Çakıcalı’nın az bilinen bir yönünü Sabri Yetkin’in “Ege’de Eşkıyalar” adlı kitabından aktarıyorum: “İzmir’deki Fransız konsolosları da Çakırcı’ya ilişkin raporları sürekli Paris’e göndermişlerdi Çakırcalı’nın adi bir eşkıya olmadığını, yaptıklarının Alexandre Dumas’nın Üç Silahşörleri’nin serüvenlerini gölgede bıraktığını, yoksul köylüye yardım ettiğini, köprü ve yol yaptırdığını söylüyordu. Konsolos yardımcısı Mösyö Dollot ise, ’Çakırcalı soylu bir eşkıyadır’ demektedir...”

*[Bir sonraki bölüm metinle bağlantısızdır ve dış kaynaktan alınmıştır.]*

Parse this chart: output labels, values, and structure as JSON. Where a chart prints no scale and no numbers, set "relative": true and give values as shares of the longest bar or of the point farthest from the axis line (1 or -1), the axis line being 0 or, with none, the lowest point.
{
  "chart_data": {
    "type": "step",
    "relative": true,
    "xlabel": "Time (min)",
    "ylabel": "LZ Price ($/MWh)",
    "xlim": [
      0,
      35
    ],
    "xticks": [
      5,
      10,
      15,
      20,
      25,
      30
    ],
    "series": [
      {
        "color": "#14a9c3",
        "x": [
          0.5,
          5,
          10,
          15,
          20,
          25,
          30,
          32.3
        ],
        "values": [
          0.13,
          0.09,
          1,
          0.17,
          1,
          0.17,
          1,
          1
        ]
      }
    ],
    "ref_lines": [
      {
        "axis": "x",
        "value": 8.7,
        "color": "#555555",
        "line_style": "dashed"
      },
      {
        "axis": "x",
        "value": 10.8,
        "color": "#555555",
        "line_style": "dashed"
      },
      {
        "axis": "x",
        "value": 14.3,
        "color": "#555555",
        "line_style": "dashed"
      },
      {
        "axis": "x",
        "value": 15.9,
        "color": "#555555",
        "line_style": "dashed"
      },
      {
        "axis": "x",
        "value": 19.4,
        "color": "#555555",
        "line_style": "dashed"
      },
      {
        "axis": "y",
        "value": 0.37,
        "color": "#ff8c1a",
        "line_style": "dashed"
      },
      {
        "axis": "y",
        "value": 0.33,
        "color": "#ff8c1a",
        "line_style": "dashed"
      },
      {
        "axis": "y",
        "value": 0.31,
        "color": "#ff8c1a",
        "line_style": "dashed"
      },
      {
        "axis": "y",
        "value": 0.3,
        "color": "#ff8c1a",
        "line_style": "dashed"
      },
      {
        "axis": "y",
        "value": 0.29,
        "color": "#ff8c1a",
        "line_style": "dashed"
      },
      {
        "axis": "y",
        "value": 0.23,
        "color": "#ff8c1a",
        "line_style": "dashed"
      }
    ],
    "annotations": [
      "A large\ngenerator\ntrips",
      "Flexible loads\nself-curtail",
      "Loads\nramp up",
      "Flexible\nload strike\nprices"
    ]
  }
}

Kulakları va ayak tabanları sağlam olarak Fransa’ya döndüğü anlaşılan Konsolos yardımcısının yorumları abartılı bulunsa da külliyen yabana atmamak gerekir. Aksi takdirde onun kısa aralıklar hariç 14 yıl boyunca dağlarda barınabilmesini açıklamak güçleşebilir. Özellikle de yılın büyük bir bölümünü dağlarda geçiren Yörük göçerleri tarfından sevilip kollandığı hemen hemen bütün kaynaklarda yazılıdır. Seveni çoktur... Çerkesler hariç!

Maalesef ölümü de Çerkeslerin elinden olmuştur.

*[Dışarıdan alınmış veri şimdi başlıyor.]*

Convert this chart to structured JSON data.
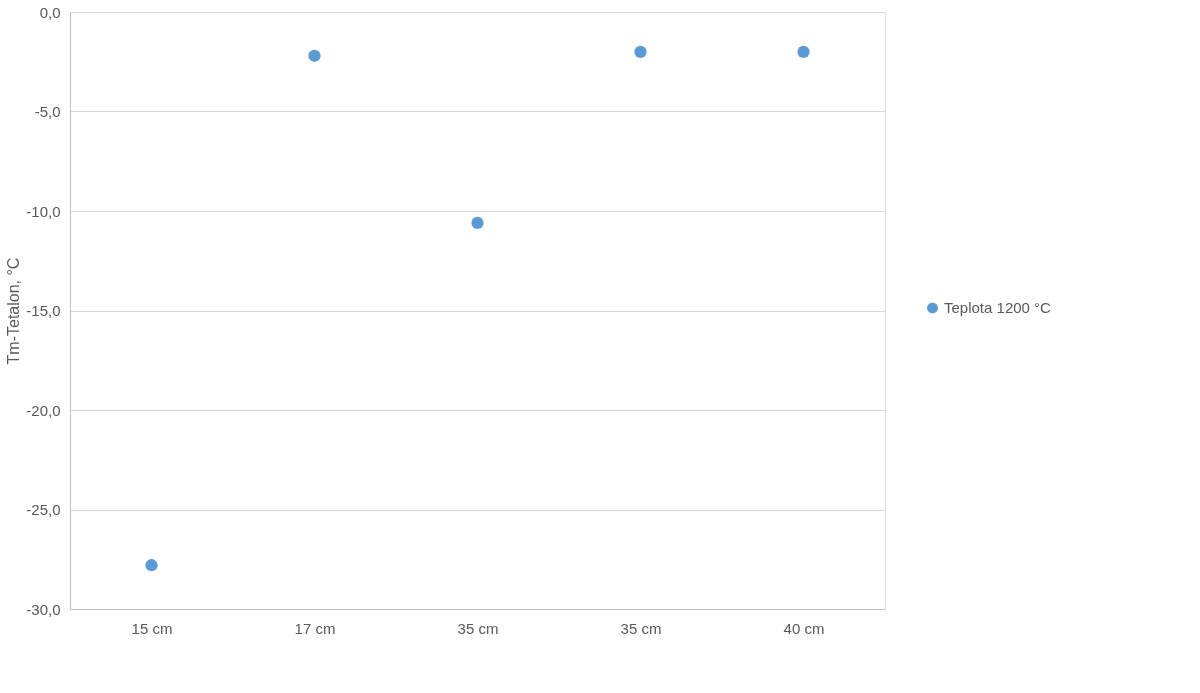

Metin Çulhaoğlu’nun “müstehzi” laf atmalarından kafamı sakınıp, ama, “hariç” i de belirsizlikten kurtarıp olası merakınızı gidermek için, “kan davası” demekle yetiniyor, bahsi kapatıyorum!

***

Çakırcalı’nın son kez dağa çıkmasının bir nedeni de “af” la dağdan “yüze” inen çok sevdiği “kızanı” Çoban Osman’ın, jandarmalar tarafından pusulanıp delik deşik edilmesinin ardından Aydın’da, hükümet konağının önünde sergilenen, gövdesinden ayrılmış kafasını görmesi olmuştur.

“Ülen kancık Osmanlı!”

Bu söz daha sonra söz olmaktan çıkmış Çakırcalı’nın savaş “nara”sı olarak tarihe geçmiştir...

***
Bu yazıyı öylesine yazdım. Birşey filan demek istemiyorum... İlhamımın Star’dan Mehmet Metiner’in 21.08 tarihli “Osmanlıyız Biz” başlıklı yazısı olduğunu belirtmekle yetiniyorum... Kendisini dualarımla selamlıyorum..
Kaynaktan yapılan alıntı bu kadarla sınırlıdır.